A check at the Swallow-tailed Kite roost counted 126 visible kites, spread out over a number of trees. The last two weeks of July and the first day or two of August are the peak times. The first of the adults begin leaving during the first week of August and all will be gone by the middle of the month.

So it was really nice to be able to enjoy them on a sunny morning.

Elsewhere in the yard, the Epiphyllum (Dutchman's Pipe Cactus) are blooming each night with blooms hanging on through the first hour of sunshine the following morning before fading and dropping off.

One trail cam has been capturing the pair of Gray Foxes, Opossum, and Raccoon each night, and occasionally a Cottontail Rabbit in the front yard while a second trail cam at the side of the house has been recording an Armadillo about every other night. No Bobcats or Black Bears have appeared during the last two weeks.

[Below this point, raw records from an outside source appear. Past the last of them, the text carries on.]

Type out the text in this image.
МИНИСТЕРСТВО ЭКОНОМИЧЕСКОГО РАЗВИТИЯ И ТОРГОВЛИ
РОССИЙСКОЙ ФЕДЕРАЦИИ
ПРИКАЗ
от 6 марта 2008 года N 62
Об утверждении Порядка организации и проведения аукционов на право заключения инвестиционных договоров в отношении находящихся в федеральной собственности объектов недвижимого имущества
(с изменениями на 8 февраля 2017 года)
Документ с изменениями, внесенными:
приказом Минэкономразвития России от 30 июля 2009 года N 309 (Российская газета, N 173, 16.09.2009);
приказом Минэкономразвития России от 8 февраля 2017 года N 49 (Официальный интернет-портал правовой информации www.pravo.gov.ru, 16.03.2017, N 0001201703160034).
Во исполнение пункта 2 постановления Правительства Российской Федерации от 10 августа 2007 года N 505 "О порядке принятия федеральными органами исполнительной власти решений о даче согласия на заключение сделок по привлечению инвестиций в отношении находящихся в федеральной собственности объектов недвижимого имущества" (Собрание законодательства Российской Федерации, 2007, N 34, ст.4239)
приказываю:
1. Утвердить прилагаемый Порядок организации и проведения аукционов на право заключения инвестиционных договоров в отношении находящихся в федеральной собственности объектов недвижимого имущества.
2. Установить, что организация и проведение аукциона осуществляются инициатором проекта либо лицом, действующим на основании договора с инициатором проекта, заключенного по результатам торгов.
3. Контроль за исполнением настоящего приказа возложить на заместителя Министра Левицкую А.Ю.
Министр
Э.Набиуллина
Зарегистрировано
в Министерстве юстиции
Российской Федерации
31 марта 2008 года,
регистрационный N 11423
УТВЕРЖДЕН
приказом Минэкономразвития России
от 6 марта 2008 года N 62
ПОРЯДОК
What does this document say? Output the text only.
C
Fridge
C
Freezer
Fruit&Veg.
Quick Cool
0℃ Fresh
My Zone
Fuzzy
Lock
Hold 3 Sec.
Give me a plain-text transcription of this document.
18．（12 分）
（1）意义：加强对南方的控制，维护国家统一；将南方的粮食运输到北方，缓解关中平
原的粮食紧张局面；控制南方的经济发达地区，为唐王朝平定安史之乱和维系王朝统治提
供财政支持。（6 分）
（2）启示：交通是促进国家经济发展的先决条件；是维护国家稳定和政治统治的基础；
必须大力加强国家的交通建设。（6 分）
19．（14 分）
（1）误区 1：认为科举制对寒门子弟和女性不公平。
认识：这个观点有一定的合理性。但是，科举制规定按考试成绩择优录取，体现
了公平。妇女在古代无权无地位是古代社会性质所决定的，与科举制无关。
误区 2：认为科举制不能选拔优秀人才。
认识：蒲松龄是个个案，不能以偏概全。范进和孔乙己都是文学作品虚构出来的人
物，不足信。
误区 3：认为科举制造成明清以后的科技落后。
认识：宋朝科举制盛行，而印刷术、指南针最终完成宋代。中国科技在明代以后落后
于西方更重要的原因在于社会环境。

The regular birds are at the feeders and bird bath in the front yard during the day: Northern Cardinals, Tufted Titmice, Red-bellied Woodpeckers, Blue Jays, Mourning Doves, Northern Mockingbirds, and occasionally Carolina Wrens and Brown Thrashers. Hispid Cotton Rats are on the ground gleaning seed that the birds drop. Northern Flickers are in the more wooded area away from the feeders. Common Nighthawks fly over and call each evening. So it's always entertaining.

Note: The kite roost was checked again on Thursday and only 41 kites were present. The trek to South America has begun for many of the kites. Hawk Watch in Key West is also reporting the first Swallow-tailed Kites flying over.


Tuesday, August 2: Flint Pen Strand

An early start, about 15 minutes before sunrise, paid off as large flocks of White Ibis and Mottled Ducks were in the air. The two flights of ibis totaled 83 individuals while one flock of Mottled Ducks numbered 10 individuals. There were also quite a few Tricolored Herons coming in to the lakes and marsh, but they were arriving as individuals rather than in groups.

The ibis were the most frequently seen birds. Other species with individual numbers in double digits were Red-bellied Woodpeckers, Common Ground Doves, Mourning Doves, Northern Mockingbirds, and Boat-tailed Grackles.

It was a good woodpecker day.

In addition to the Red-bellied Woodpeckers, three Red-headed Woodpeckers, plus Northern Flickers, Downy Woodpeckers, and one Pileated Woodpecker were spotted.

The Red-headed Woodpecker at the upper right was with a very recently fledged juvenile. It was all gray with just the white rump patch.

The adult was following closely and keeping an eye on the juvenile. It appears to have a cicada in its bill, but it didn't do anything with it or feed it to the juvenile while I was watching.

The Pileated Woodpecker at the right was happily tapping away on a snag when a Boat-tailed Grackle landed right above it. The Pileated looked straight up at it as if it were wondering what had the audacity to land on its snag and disturb it. After giving the grackle a good look, the woodpecker went back to tapping.

It was also a nice day for insects, especially dragonflies and damselflies.

Wading through the calf to thigh high water stirred lots of them up, especially in areas where there were also tall grasses. Halloween Pennants were the most often seen with 102 individual counted. The next most common were Rambur's Forktail damselflies like the one in the bottom left photo. They did seem to fly as did the dragonflies but more just "floated" from one perch to the next. Forty-nine individuals were counted, but they were only noticed when looking down and almost directly at them.

One damselfly species remained a mystery, and three of them were seen. They were about 3/4 the size of the Rambur's Forktails, which weren't large themselves. The mystery ones were a solid pale green with no bands or segments visible on their abdomens. Nothing in my dragonfly/damselfly field guide comes even close. Not counting those, nine species of dragonflies and damselflies were identified.

There were only seven species of butterflies, and not many of any of those.

A few other insects were interesting. The Bumblebee in the photo was just arriving at a Passionvine bloom. The ant was already on the bloom but quickly yielded its spot. It went back for more nectar once the Bumblebee moved on to the next bloom.

The insect in the middle photo was a new species on SFWMD-CREW lands. It's a Milkweed Assassin Bug and is one of the "good" garden insects. It preys on aphids, stink bugs, house flies, and other less desirable insects.

The only herps were a lone gator, Pig Frogs, Cricket Frogs, Squirrel Treefrogs, Oak Toads, and one Brown Anole.